Mungkin adegan ini berusaha mengingatkan kita yang reringkali adu otot dengan
pedagang pasar biar bisa dapat harga yang lebih murah. Kita seringkali merasa
telah menang jika berhasil “mengalahkan” si pedagang. Padahal prinsip jual
beli salah satunya adalah saling membutuhkan.
Selain isu di atas, masih banyak isu sosial yang disentil dalam film yang ditulis oleh Aline Djayasukmana ini. Mulai dari pejabat yang studi banding padahal liburan, anak muda yang doyan pesta, hingga kritik terhadap dunia perfilman itu sendiri. Namun…

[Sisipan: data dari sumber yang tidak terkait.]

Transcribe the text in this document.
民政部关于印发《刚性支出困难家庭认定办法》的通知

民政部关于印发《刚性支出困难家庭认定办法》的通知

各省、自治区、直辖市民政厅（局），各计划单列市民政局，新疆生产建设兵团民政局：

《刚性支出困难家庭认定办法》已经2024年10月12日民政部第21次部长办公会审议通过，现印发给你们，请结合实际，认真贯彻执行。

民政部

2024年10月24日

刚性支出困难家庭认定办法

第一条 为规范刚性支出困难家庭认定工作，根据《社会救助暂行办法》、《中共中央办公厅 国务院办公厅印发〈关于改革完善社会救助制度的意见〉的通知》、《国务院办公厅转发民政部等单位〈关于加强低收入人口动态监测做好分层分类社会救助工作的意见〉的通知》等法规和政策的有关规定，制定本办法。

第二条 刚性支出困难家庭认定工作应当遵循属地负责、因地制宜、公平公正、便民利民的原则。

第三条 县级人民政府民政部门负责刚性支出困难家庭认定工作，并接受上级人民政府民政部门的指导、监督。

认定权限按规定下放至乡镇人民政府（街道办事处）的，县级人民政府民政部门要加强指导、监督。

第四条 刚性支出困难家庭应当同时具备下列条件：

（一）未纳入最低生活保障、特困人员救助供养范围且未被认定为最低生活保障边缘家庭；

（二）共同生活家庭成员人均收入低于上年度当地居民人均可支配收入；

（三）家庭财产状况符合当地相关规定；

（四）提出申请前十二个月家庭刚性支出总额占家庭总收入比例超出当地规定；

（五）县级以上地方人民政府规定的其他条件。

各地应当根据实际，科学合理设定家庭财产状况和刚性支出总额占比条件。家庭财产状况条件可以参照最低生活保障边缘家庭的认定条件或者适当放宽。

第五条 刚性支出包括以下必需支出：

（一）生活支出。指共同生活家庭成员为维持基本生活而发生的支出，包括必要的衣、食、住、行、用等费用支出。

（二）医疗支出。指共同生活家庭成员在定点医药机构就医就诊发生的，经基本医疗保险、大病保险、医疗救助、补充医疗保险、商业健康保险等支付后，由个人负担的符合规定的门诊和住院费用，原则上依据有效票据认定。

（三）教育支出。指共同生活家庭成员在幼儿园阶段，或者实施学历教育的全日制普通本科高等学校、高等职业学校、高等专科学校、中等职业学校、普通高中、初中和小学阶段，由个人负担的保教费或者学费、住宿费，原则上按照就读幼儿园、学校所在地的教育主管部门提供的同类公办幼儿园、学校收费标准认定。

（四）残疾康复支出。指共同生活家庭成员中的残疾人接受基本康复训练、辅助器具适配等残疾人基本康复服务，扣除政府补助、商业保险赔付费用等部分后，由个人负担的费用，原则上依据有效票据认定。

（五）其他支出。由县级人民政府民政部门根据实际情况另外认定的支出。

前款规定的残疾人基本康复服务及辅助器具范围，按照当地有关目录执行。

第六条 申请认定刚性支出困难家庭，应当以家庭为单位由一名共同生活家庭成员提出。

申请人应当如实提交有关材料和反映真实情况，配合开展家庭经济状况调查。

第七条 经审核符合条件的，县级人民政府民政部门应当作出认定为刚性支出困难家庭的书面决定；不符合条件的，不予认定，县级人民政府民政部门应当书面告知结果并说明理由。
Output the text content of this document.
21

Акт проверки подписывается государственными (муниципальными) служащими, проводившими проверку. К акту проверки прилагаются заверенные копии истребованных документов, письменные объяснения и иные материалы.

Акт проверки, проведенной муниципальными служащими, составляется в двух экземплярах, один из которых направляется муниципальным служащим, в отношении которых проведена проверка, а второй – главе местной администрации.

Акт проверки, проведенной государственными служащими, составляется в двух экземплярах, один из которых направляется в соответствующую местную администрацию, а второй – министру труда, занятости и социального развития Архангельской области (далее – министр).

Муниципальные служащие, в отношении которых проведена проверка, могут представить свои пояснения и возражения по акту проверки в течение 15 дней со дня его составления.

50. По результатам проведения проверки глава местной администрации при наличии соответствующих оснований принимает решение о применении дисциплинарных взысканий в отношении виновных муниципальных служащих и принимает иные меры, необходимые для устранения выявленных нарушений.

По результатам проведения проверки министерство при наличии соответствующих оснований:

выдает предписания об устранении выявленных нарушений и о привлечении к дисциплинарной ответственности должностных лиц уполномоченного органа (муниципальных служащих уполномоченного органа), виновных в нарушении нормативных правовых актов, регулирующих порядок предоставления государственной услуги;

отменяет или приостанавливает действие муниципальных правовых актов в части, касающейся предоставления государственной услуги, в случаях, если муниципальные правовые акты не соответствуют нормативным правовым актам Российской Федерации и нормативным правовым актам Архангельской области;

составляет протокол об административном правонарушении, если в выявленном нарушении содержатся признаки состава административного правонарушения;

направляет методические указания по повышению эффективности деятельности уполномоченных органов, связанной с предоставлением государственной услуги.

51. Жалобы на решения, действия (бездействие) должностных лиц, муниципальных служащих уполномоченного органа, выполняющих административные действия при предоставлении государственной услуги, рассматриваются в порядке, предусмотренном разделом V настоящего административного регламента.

Mengingat materi sentilannya yang menarik, apakah Gila Lu Ndro! berhasil menampilkan satir yang menggigit?
Menonton Gila Lu Ndro! mengingatkan saya pada PK (2014) yang dibintangi Aamir Khan. Gila Lu Ndro! dan PK punya kemiripan, meski hasilnya berbanding terbalik. Dengan segudang materi kritik yang menarik, sayangnya kali ini Herwin Novianto gagap dalam bercerita pesan moralnya. Jika dibandingkan dengan Tanah Surga Katanya (2012) dan Aisyah Biarkan Kami Bersaudara (2016), dua film itu justru berhasil mengantarkan kritik sosial tanpa perlu ceramah dan komentar berkepanjangan.
Gila Lu Ndro! seakan terjebak pada identitas satir, tapi memaksakan diri untuk tetap tampil komedik. Hasilnya, justru komedi tak lucunya malah membunuh esensi satir yang dikandungnya. Gila Lu Ndro! mungkin bisa belajar pada Hanung Bramantyo yang pernah melakukan hal serupa dalam Hijab (2015), satu sajian komedi satir yang hadir menggelitik dan menyenangkan ketika ditonton.
Komentar Mieke Amalia yang bilang “absurd”, “ceritanya gak menarik”, saat mendengar penjelasan Indro soal Al, mewakili perasaan saya ketika menonton Gila Lu Ndro.